Le Conseil constitutionnel a tranché. Saisi par le Premier ministre Mohamed Al Aminou Lô, il a déclaré irrecevable la proposition de loi de l’Assemblée nationale relative à l’encadrement des crédits spéciaux.
Cette décision, rendue ce mardi 25 août 2026 dans le délai constitutionnel de huit jours, met un terme, sous cette forme, à l’initiative parlementaire qui entendait instituer un cadre juridique plus précis autour de ces ressources publiques à caractère particulier.
Pour comprendre cette décision, il faut d’abord se garder d’une confusion qui risque d’obscurcir le débat.
Le Conseil constitutionnel n’a pas déclaré que la transparence des fonds spéciaux serait contraire à la Constitution. Il n’a pas davantage consacré un quelconque principe d’opacité dans la gestion de l’argent public.
La question qui lui était soumise était d’une autre nature : celle de savoir si l’Assemblée nationale pouvait, par une proposition de loi, intervenir sur l’ensemble des matières contenues dans le texte qui lui était soumis.
Cette distinction est fondamentale. Dans une République organisée par une Constitution, le Parlement ne dispose pas d’un pouvoir législatif sans limites.
Il vote les lois dans les matières que la Constitution lui attribue. À côté du domaine de la loi existe celui du règlement, qui relève du pouvoir exécutif.
Le gouvernement soutenait précisément que certaines dispositions de la proposition de loi sur les crédits spéciaux empiétaient sur ce domaine réglementaire, en invoquant les articles 67 et 76 de la Constitution. Face au désaccord entre l’Exécutif et l’Assemblée nationale, le Premier ministre a donc utilisé la procédure prévue par l’article 83, alinéa 2, afin que le Conseil constitutionnel tranche le conflit de compétence.

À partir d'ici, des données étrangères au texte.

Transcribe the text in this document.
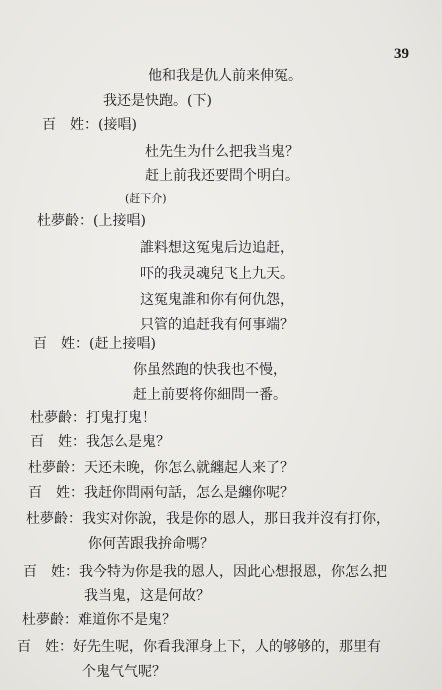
39
他和我是仇人前来伸冤。
我还是快跑。(下)
百　姓：(接唱)
杜先生为什么把我当鬼？
赶上前我还要問个明白。
(赶下介)
杜夢齡：(上接唱)
誰料想这冤鬼后边追赶，
吓的我灵魂兒飞上九天。
这冤鬼誰和你有何仇怨，
只管的追赶我有何事端？
百　姓：(赶上接唱)
你虽然跑的快我也不慢，
赶上前要将你細問一番。
杜夢齡：打鬼打鬼！
百　姓：我怎么是鬼？
杜夢齡：天还未晚，你怎么就纏起人来了？
百　姓：我赶你問兩句話，怎么是纏你呢？
杜夢齡：我实对你說，我是你的恩人，那日我并沒有打你，
你何苦跟我拚命嗎？
百　姓：我今特为你是我的恩人，因此心想报恩，你怎么把
我当鬼，这是何故？
杜夢齡：难道你不是鬼？
百　姓：好先生呢，你看我渾身上下，人的够够的，那里有
个鬼气气呢？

Autrement dit, il ne s'agissait pas, pour les juges constitutionnels, de choisir entre la transparence et l'opacité, ni entre le Gouvernement et l'Assemblée nationale. Il s'agissait de déterminer si la voie juridique empruntée par les députés était conforme à la Constitution. La nuance peut paraître technique ; elle est pourtant essentielle. Dans un État de droit, même une cause légitime doit être poursuivie par les moyens que la Constitution autorise.
C’est précisément ce qui explique la portée de la décision. La proposition de loi avait été adoptée en commission avant d’être inscrite à l’ordre du jour de la séance plénière du 19 août. Le Gouvernement, estimant que certaines de ses dispositions relevaient du pouvoir réglementaire, avait opposé une fin de non-recevoir. Le désaccord ayant persisté, le recours devant le Conseil constitutionnel est devenu le mécanisme prévu par la Constitution pour départager les institutions. La procédure parlementaire a alors été suspendue dans l’attente de la décision.
Pour le citoyen qui observe cette controverse avec perplexité, une question demeure légitime : pourquoi le Parlement ne pourrait-il donc pas encadrer les fonds spéciaux ? La réponse est plus subtile qu’un simple oui ou non. Le Parlement peut légiférer dans son domaine de compétence, contrôler l’action du Gouvernement et participer à la définition des règles relatives aux finances publiques.
Mais il ne peut, sous couvert de législation, intervenir dans une matière que la Constitution réserve au pouvoir réglementaire. La frontière entre les deux pouvoirs n’est pas un détail administratif : elle constitue l’un des mécanismes essentiels de l’équilibre institutionnel.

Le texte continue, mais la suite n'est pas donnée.